One of the standout tracks on 40 Miler is Adele & Hell, a bittersweet duet that features fellow Richmond singer Julie Karr. As Barry explains, he had Karr earmarked for the song from the moment he heard her sing. “The first time I heard Julie Karr sing I was living in a shed and I was always working on carpentry projects back there. A friend of a friend had dropped off a live recording of her playing at a local eatery here in Richmond,” Barry says.
“I kept listening to it on repeat, and somewhere along the line I started listening to some old blues that same night. There wasn this whole idea of meeting this woman named Julie Karr and writing a song that was conflicting and a duet that was an argument in a sense. It all came together in my head and it took me a good long time to write. I told her, 'I'm gonna write a song that we're going to sing together', and I'm glad it really worked out; she killed it, it was really pretty phenomenal. I'm real stoked on it and she's a hell of a singer.”

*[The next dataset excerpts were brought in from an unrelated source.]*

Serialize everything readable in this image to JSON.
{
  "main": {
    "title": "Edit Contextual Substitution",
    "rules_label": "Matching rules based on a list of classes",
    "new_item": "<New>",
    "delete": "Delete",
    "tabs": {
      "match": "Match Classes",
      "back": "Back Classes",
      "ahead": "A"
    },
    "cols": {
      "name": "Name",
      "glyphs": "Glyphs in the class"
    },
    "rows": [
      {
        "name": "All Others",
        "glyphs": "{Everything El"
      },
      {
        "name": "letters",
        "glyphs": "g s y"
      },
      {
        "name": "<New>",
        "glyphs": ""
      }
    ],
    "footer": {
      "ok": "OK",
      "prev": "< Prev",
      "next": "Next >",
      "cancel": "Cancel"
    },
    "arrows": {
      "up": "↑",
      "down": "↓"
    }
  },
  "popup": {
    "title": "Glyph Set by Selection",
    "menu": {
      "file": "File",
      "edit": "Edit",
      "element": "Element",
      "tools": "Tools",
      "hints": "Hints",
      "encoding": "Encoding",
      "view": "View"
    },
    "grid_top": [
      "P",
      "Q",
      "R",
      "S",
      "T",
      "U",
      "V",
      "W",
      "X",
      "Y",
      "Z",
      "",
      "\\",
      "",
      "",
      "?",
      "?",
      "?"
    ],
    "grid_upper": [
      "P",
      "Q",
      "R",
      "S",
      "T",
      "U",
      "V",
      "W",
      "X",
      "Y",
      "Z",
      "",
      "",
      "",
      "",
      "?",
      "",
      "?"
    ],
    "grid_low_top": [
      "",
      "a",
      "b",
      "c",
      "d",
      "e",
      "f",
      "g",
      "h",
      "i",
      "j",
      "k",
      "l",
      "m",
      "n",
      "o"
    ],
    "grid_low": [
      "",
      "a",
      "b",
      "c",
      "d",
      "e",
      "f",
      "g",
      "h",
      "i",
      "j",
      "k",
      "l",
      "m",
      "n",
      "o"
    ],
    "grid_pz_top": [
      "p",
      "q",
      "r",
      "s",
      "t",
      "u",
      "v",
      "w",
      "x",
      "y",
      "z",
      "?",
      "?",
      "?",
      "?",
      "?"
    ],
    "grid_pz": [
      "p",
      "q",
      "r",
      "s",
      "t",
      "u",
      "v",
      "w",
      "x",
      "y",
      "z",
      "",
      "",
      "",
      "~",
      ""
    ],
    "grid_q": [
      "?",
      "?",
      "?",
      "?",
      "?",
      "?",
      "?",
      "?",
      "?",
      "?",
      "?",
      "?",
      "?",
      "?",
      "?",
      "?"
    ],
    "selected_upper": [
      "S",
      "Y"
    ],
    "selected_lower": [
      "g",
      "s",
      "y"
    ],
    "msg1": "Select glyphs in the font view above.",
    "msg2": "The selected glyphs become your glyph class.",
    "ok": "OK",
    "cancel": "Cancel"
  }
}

When listening to the album, one gets the feeling Barry is torn between being a vagabond folk singer and his life at home, where he lives reasonably self-sufficiently. “The recordings always will have that overall theme of travel and coming back. I don't know why … I try to fight it,” Barry agrees.
“That may be the only consistency in my life; how much I leave and how much I long to get home. Right now, sitting in the backyard of my home in Richmond, Virginia, with my cat and my dog and my chickens and staring at my garden, this is a very peaceful place and somewhere I feel truly content. But all I'm thinking about is tomorrow and being in Boston and then being in Providence the next day, and the challenges and the sort of drive that keeps me moving forward.

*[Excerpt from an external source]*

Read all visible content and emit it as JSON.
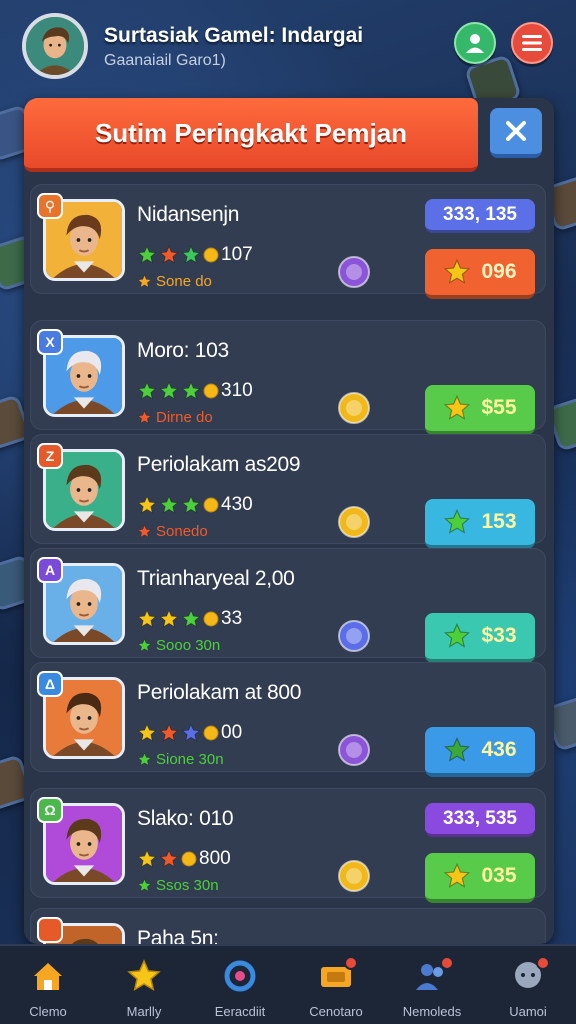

“I'm not the type of person who always thinks backwards, but I pretty quickly learn when I get on the road that I really do miss this content peacefulness back home. I think it's always going to be a push and pull in my life. In a lot of ways I'm lucky to have that because I actually live in a city, but we have a quarter acre. I'm seriously the luckiest person in the world; both to be able to play music and to come home to a place that really does sustain me in a lot of ways.”
When asked if he ever thought he'd still be making a living out of music this far into his career, he admits it was the furthest thought from his mind when he was fronting Avail. “When I was growing up playing in punk bands there was no longevity in it, you know? After 25 years it was time to retire, and now I see bands… Shit, I opened for Stiff Little Fingers recently and the songs they were playing were from 1977 and young folks and old folks were going crazy with leather jackets on on the dance floor.

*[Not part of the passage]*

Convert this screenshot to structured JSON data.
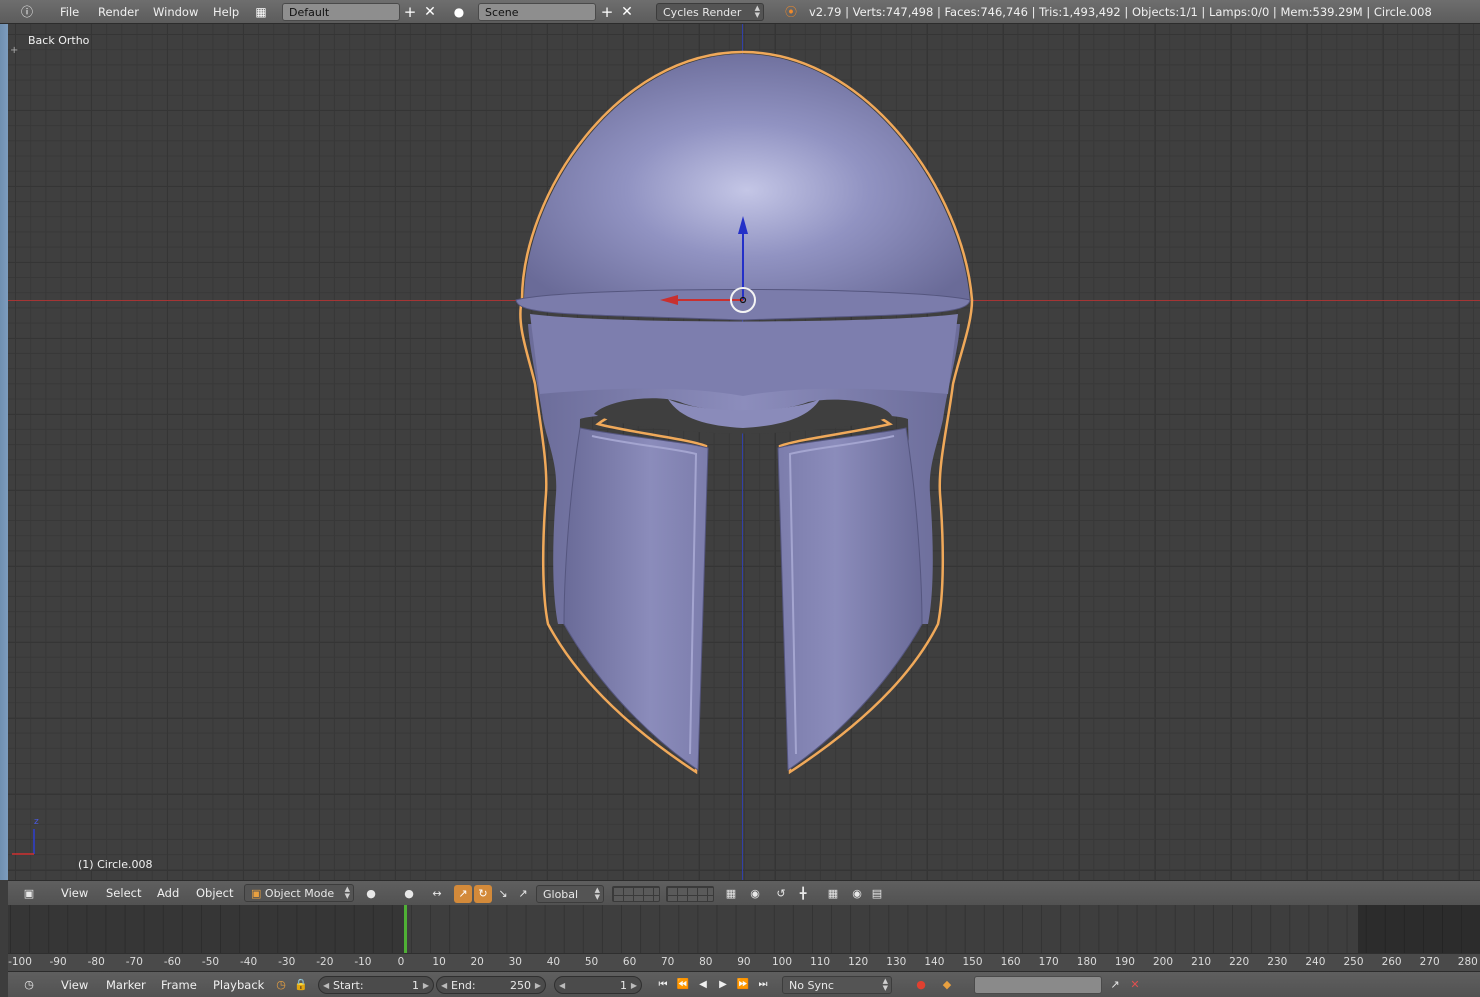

“It seems like people are playing music a lot longer than they used to. Me and a handful of other hippies that picked up their guitars to play Kumbaya have fallen into that longevity category, and I'm not sure why. It could be that people are growing up and growing with them music. In the United States the economy's so bad that people are hanging on to folk songs like it's the Great Depression days.
“If you can recall, Woody Guthrie was singing American folk songs during the depression, and once things got really good after World War Two, people stopped paying attention to him. So I figure we're next in line once the economy flips around; people are going to want to do cocaine and go to dance parties instead of listening to our hippy asses complain about everything.”